Thinks the positive person: “Oh wow!  What’s going to happen now?  Somebody’s going to stop and help me, and I may even find a new best friend in my life, or my future wife (or husband).  Fortunately, I’ve got all the tools I need to change the tire, and I can get it done before the rain starts.  Then I’ll get cleaned up when I arrive and join the party.  Let’s go, God!  You and me, Buddy!”

Nobody likes a sourpuss – not even the sourpuss’s mother.

So, how did a person become a negative-thinking person, and what does he have to do to change himself into a positive thinking person?  Usually, he grew up in a negative thinking environment – his family.  Soon it becomes a self-fulfilling prophecy that feeds on itself as the person devises ways to justify his attitude.  It’s much easier for us to justify wrong behavior than it is to humble ourselves, admit our mistakes and take steps to change our course, showing the world we know we were wrong.

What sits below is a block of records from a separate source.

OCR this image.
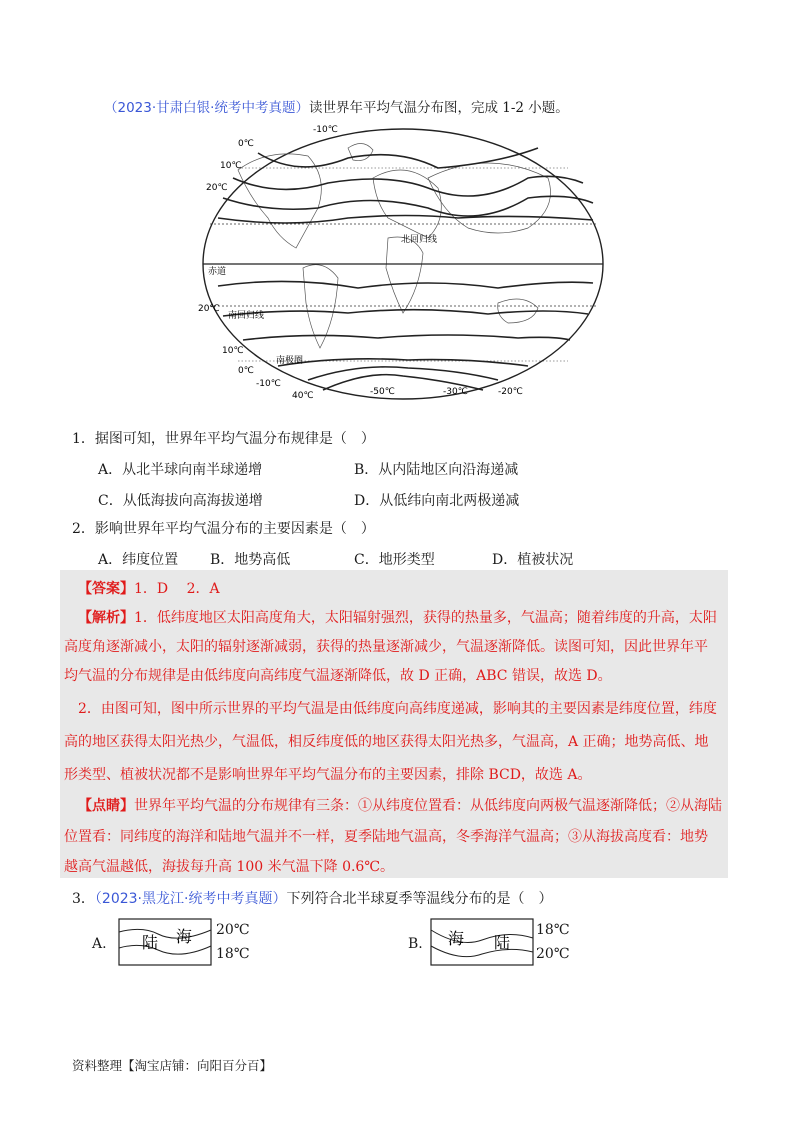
（2023·甘肃白银·统考中考真题）读世界年平均气温分布图，完成 1-2 小题。
-10℃
0℃
10℃
20℃
北回归线
赤道
20℃
南回归线
10℃
南极圈
0℃
-10℃
40℃	-50℃	-30℃	-20℃
1．据图可知，世界年平均气温分布规律是（　）
A．从北半球向南半球递增	B．从内陆地区向沿海递减
C．从低海拔向高海拔递增	D．从低纬向南北两极递减
2．影响世界年平均气温分布的主要因素是（　）
A．纬度位置 B．地势高低	C．地形类型	D．植被状况
【答案】1．D　 2．A
【解析】1．低纬度地区太阳高度角大，太阳辐射强烈，获得的热量多，气温高；随着纬度的升高，太阳
高度角逐渐减小，太阳的辐射逐渐减弱，获得的热量逐渐减少，气温逐渐降低。读图可知，因此世界年平
均气温的分布规律是由低纬度向高纬度气温逐渐降低，故 D 正确，ABC 错误，故选 D。
2．由图可知，图中所示世界的平均气温是由低纬度向高纬度递减，影响其的主要因素是纬度位置，纬度
高的地区获得太阳光热少，气温低，相反纬度低的地区获得太阳光热多，气温高，A 正确；地势高低、地
形类型、植被状况都不是影响世界年平均气温分布的主要因素，排除 BCD，故选 A。
【点睛】世界年平均气温的分布规律有三条：①从纬度位置看：从低纬度向两极气温逐渐降低；②从海陆
位置看：同纬度的海洋和陆地气温并不一样，夏季陆地气温高，冬季海洋气温高；③从海拔高度看：地势
越高气温越低，海拔每升高 100 米气温下降 0.6℃。
3．（2023·黑龙江·统考中考真题）下列符合北半球夏季等温线分布的是（　）
A. 陆 海 20℃
18℃
B. 海 陆
18℃
20℃
资料整理【淘宝店铺：向阳百分百】
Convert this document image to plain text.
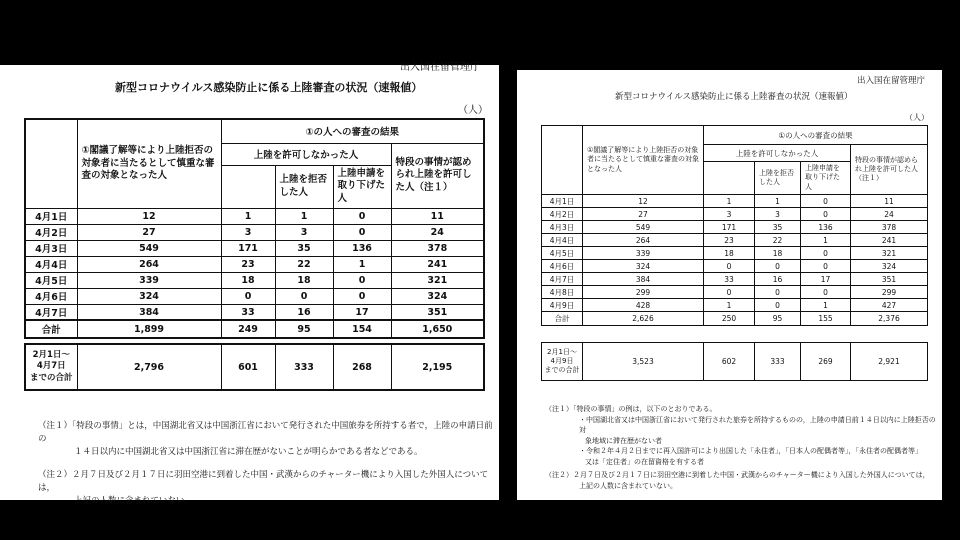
出入国在留管理庁
新型コロナウイルス感染防止に係る上陸審査の状況（速報値）
（人）
	①閣議了解等により上陸拒否の対象者に当たるとして慎重な審査の対象となった人	①の人への審査の結果			
		上陸を許可しなかった人			特段の事情が認められ上陸を許可した人（注１）
			上陸を拒否した人	上陸申請を取り下げた人	
4月1日	12	1	1	0	11
4月2日	27	3	3	0	24
4月3日	549	171	35	136	378
4月4日	264	23	22	1	241
4月5日	339	18	18	0	321
4月6日	324	0	0	0	324
4月7日	384	33	16	17	351
合計	1,899	249	95	154	1,650
2月1日～
4月7日
までの合計
	2,796	601	333	268	2,195
（注１）「特段の事情」とは，中国湖北省又は中国浙江省において発行された中国旅券を所持する者で，上陸の申請日前の
１４日以内に中国湖北省又は中国浙江省に滞在歴がないことが明らかである者などである。
（注２）２月７日及び２月１７日に羽田空港に到着した中国・武漢からのチャーター機により入国した外国人については，
上記の人数に含まれていない。
出入国在留管理庁
新型コロナウイルス感染防止に係る上陸審査の状況（速報値）
（人）
	①閣議了解等により上陸拒否の対象者に当たるとして慎重な審査の対象となった人	①の人への審査の結果			
		上陸を許可しなかった人			特段の事情が認められ上陸を許可した人（注１）
			上陸を拒否した人	上陸申請を取り下げた人	
4月1日	12	1	1	0	11
4月2日	27	3	3	0	24
4月3日	549	171	35	136	378
4月4日	264	23	22	1	241
4月5日	339	18	18	0	321
4月6日	324	0	0	0	324
4月7日	384	33	16	17	351
4月8日	299	0	0	0	299
4月9日	428	1	0	1	427
合計	2,626	250	95	155	2,376
2月1日～
4月9日
までの合計
	3,523	602	333	269	2,921
（注１）「特段の事情」の例は，以下のとおりである。
・中国湖北省又は中国浙江省において発行された旅券を所持するものの，上陸の申請日前１４日以内に上陸拒否の対
象地域に滞在歴がない者
・令和２年４月２日までに再入国許可により出国した「永住者」，「日本人の配偶者等」，「永住者の配偶者等」
又は「定住者」の在留資格を有する者
（注２）２月７日及び２月１７日に羽田空港に到着した中国・武漢からのチャーター機により入国した外国人については，
上記の人数に含まれていない。
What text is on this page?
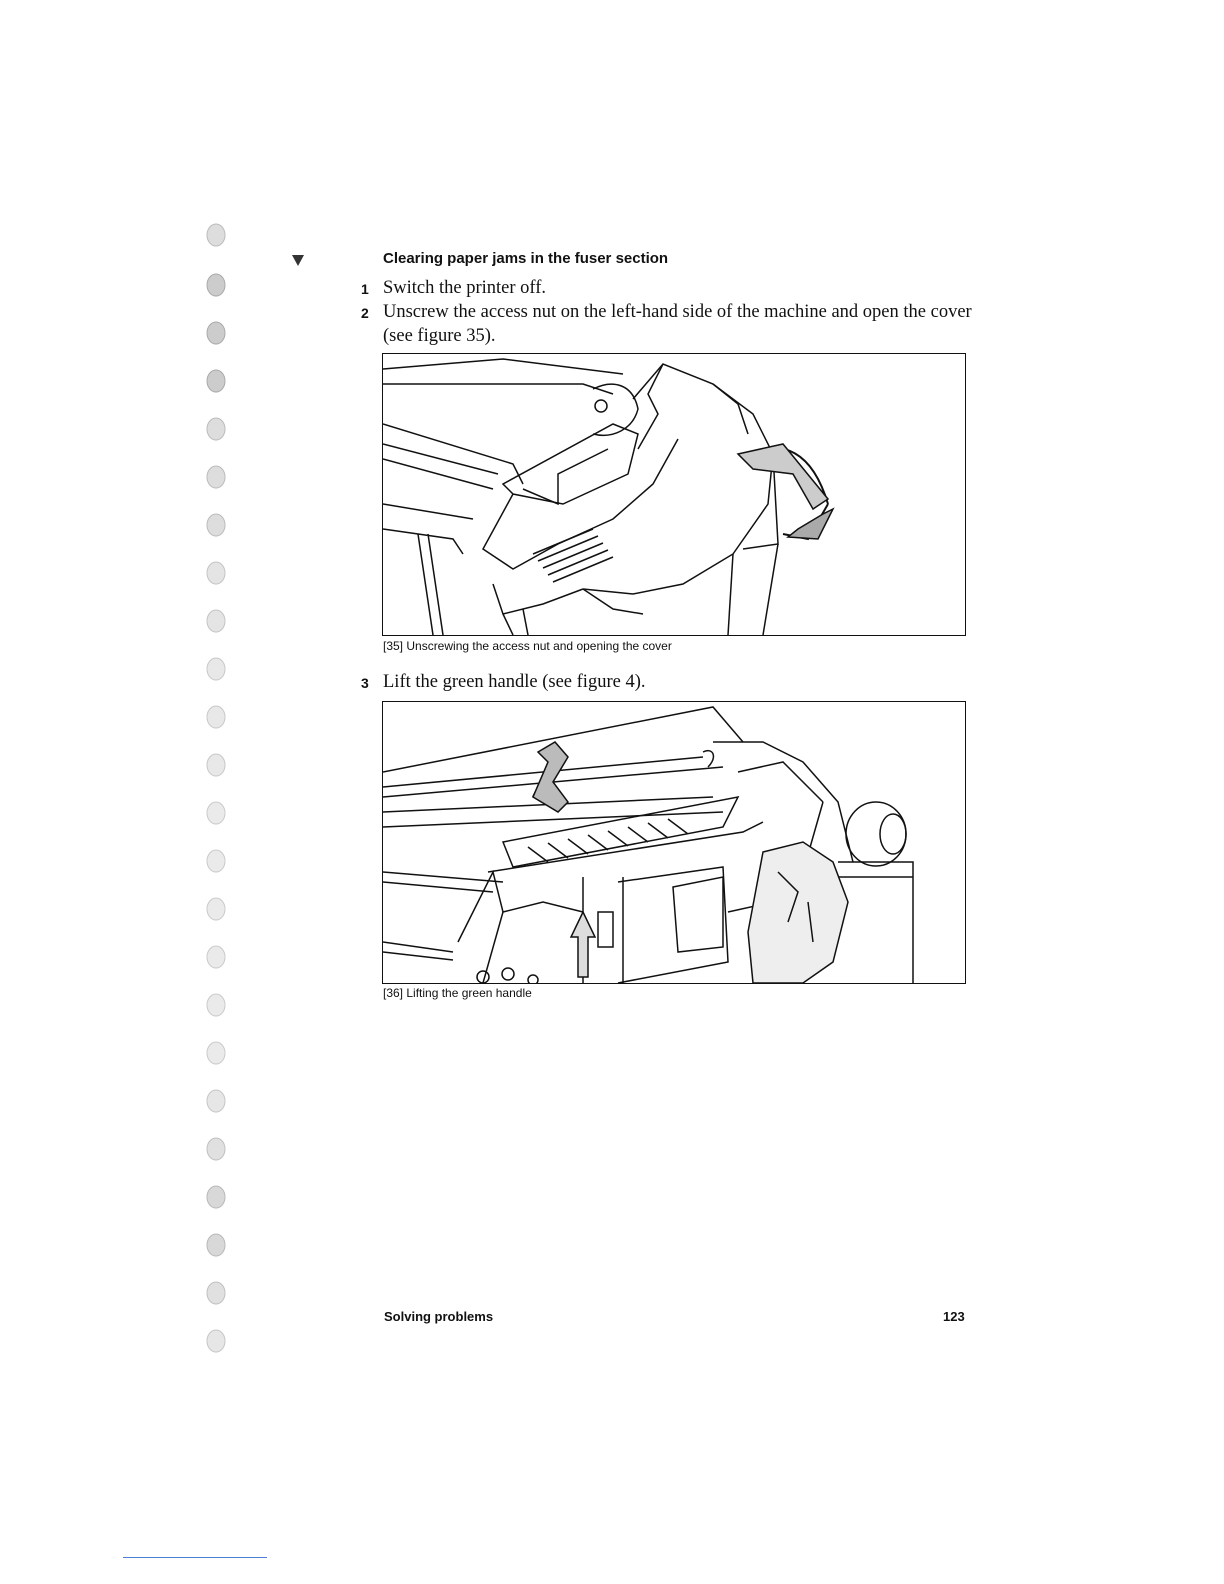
Clearing paper jams in the fuser section
1 Switch the printer off.
2 Unscrew the access nut on the left-hand side of the machine and open the cover (see figure 35).
[35] Unscrewing the access nut and opening the cover
3 Lift the green handle (see figure 4).
[36] Lifting the green handle
Solving problems	123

So now… what steps do you take to become a positive thinking person?  First, realize that you’re on your own; you’ve got to do it yourself.  It’s like you deciding to move from New York to California.  You decide to make the trip; you (not your mother) pack up your clothes, you get a car that will make the trip, you (not your mother or a friend) get funding for the trip, you drive your way to your new life.  It’s a journey that you decide to take with a permanent, irrevocable decision, and you’re going to do it yourself.  You are responsible for yourself.

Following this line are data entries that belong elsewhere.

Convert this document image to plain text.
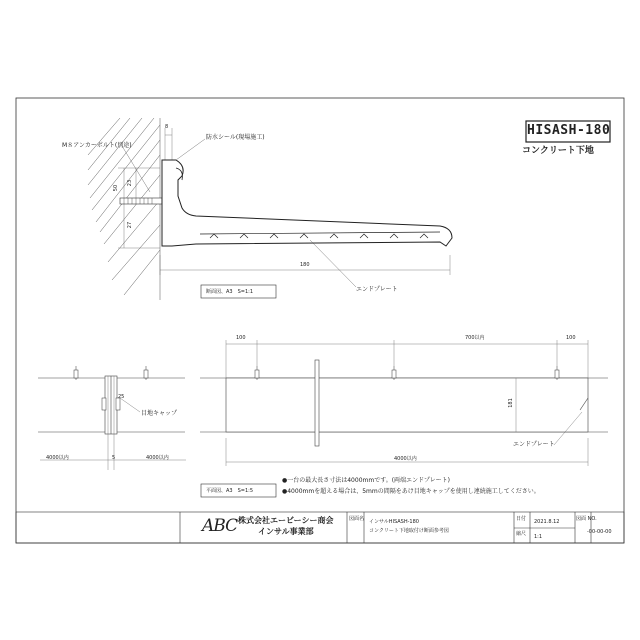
HISASH-180
コンクリート下地
M８アンカーボルト(別途)
防水シール(現場施工)
8
23
50
27
180
エンドプレート
断面図、A3　S=1:1
25
目地キャップ
4000以内	5	4000以内
100	700以内	100
181
エンドプレート
4000以内
平面図、A3　S=1:5
●一台の最大長さ寸法は4000mmです。(両端エンドプレート)
●4000mmを超える場合は、5mmの間隔をあけ目地キャップを使用し連続施工してください。
ABC 株式会社エービーシー商会
インサル事業部
図面名 インサルHISASH-180
コンクリート下地取付け断面参考図
日付 2021.8.12
縮尺 1:1
図面 NO.
　-00-00-00
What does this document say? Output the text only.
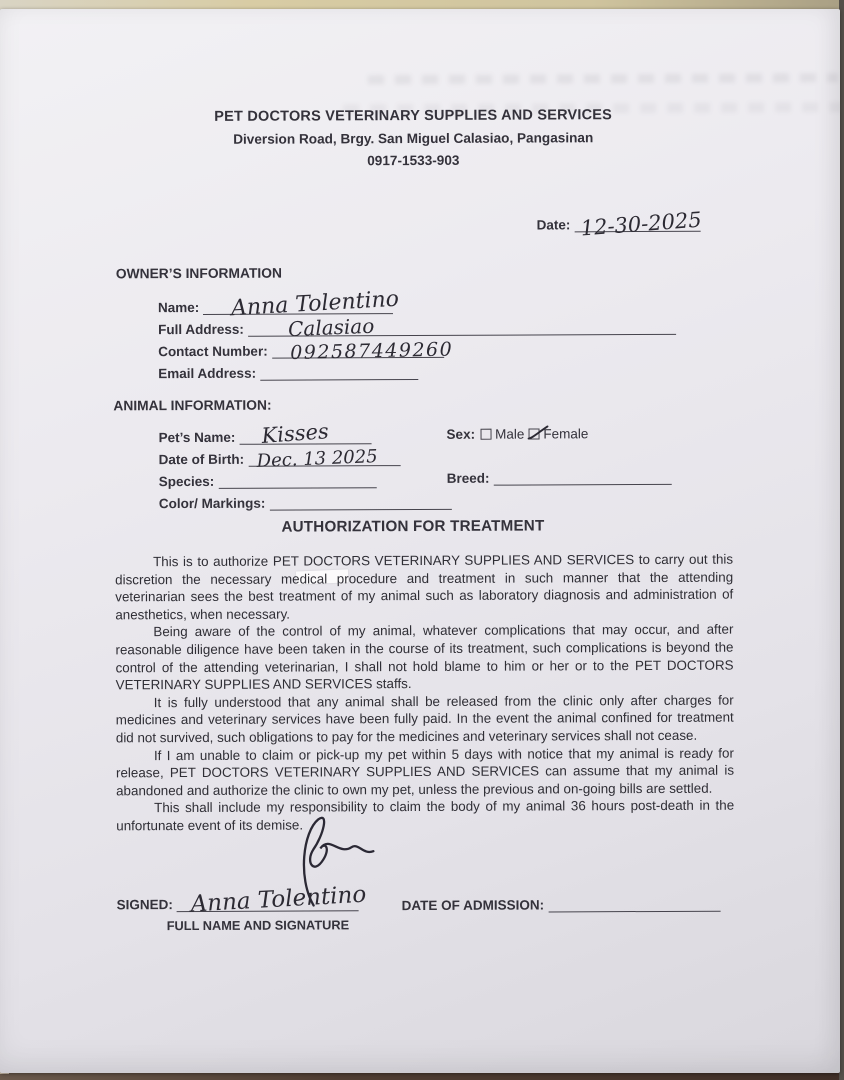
PET DOCTORS VETERINARY SUPPLIES AND SERVICES
Diversion Road, Brgy. San Miguel Calasiao, Pangasinan
0917-1533-903
Date: 12-30-2025
OWNER’S INFORMATION
Name: Anna Tolentino
Full Address: Calasiao
Contact Number: 092587449260
Email Address:
ANIMAL INFORMATION:
Pet’s Name: Kisses	Sex: Male Female
Date of Birth: Dec. 13 2025
Species:	Breed:
Color/ Markings:
AUTHORIZATION FOR TREATMENT

This is to authorize PET DOCTORS VETERINARY SUPPLIES AND SERVICES to carry out this discretion the necessary medical procedure and treatment in such manner that the attending veterinarian sees the best treatment of my animal such as laboratory diagnosis and administration of anesthetics, when necessary.

Being aware of the control of my animal, whatever complications that may occur, and after reasonable diligence have been taken in the course of its treatment, such complications is beyond the control of the attending veterinarian, I shall not hold blame to him or her or to the PET DOCTORS VETERINARY SUPPLIES AND SERVICES staffs.

It is fully understood that any animal shall be released from the clinic only after charges for medicines and veterinary services have been fully paid. In the event the animal confined for treatment did not survived, such obligations to pay for the medicines and veterinary services shall not cease.

If I am unable to claim or pick-up my pet within 5 days with notice that my animal is ready for release, PET DOCTORS VETERINARY SUPPLIES AND SERVICES can assume that my animal is abandoned and authorize the clinic to own my pet, unless the previous and on-going bills are settled.

This shall include my responsibility to claim the body of my animal 36 hours post-death in the unfortunate event of its demise.

SIGNED: Anna Tolentino
FULL NAME AND SIGNATURE
DATE OF ADMISSION:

I’ve already covered two leading way to become a positive thinker – make a decision and take responsibility to fulfilling that decision.  You’ve done it before, and there’s no reason you can’t do it now, for this.

However, just as we did not grow up in isolation – we had a support group and teachers – in positive thinking we also need a support group and teachers.  Teachers are easier to find; the support group is a little more difficult, so let’s talk about that, first.

To find a positive-thinking support group, shun negative thinking people, just as other people should be shunning you if you were still a negative thinker.  That doesn’t mean you have no negative thinking people as acquaintances; of course you do.  But you’re not best friends with them.  You don’t hang around with them.  You don’t go to bars or movies or clubs with them. 

Shunning negative thinkers is only a step; it is not the way to find a positive thinking support group.  Cultivate the friendship of every positive-thinking person you find.  Form a networking circle of friends.  If you need help, pray for help to meet such people.  If you are invited to join a group which you think is composed of relatively positive-minded people, join the group.  As I said, finding a support group that will replace the negative influence of your family is hard, but one that you can do.  So do it.

Finally, teachers are abundant.  You can find perfect and excellent teachers nearby and everywhere.  They’re as near as your computer and your bookstore.  The greatest, wealthiest positive-thinking gurus in the world wrote their memoirs and lessons.  There is no secret on how to become a positive thinker and how beneficial it is for you.  Read!  This is like taking a hungry, starving, poverty-stricken wretch to a food banquet.  Eat all you want.  But don’t fall for the fake food, plastic apples and plastic bananas in bowls on the shelf created by charlatan farmers.  Go for the real thing.

Although thousands of such books exist, I’ll name just a few excellent ones to get your started; please don’t neglect them.
The Power of Positive Thinking by Norman Peale
How to Win Friends and Influence People by Dale Carnegie
Personality Plus by Florence Littauer
The Secret by Rhonda Byrne
Self Talk by Dr. Shad Helmstetter
The Magic of Thinking Big by David Schwartz

Get in the habit of reading a moral, positive-thinking, uplifting book every day of your life.  Read 15-20 minutes every day.  Read at least one book a month.  Plan to do this for the rest of your life.  This is not “the price you must pay” to become a positive thinker.  It’s the magnificent reward you get in indulge in for being a positive thinking.  It’s wonderful.

And while you’re reading, don’t omit autobiographies, a powerful source of positive-thinking inspiration.

That, my friend, should get you on your road to a brand new positive-thinking life.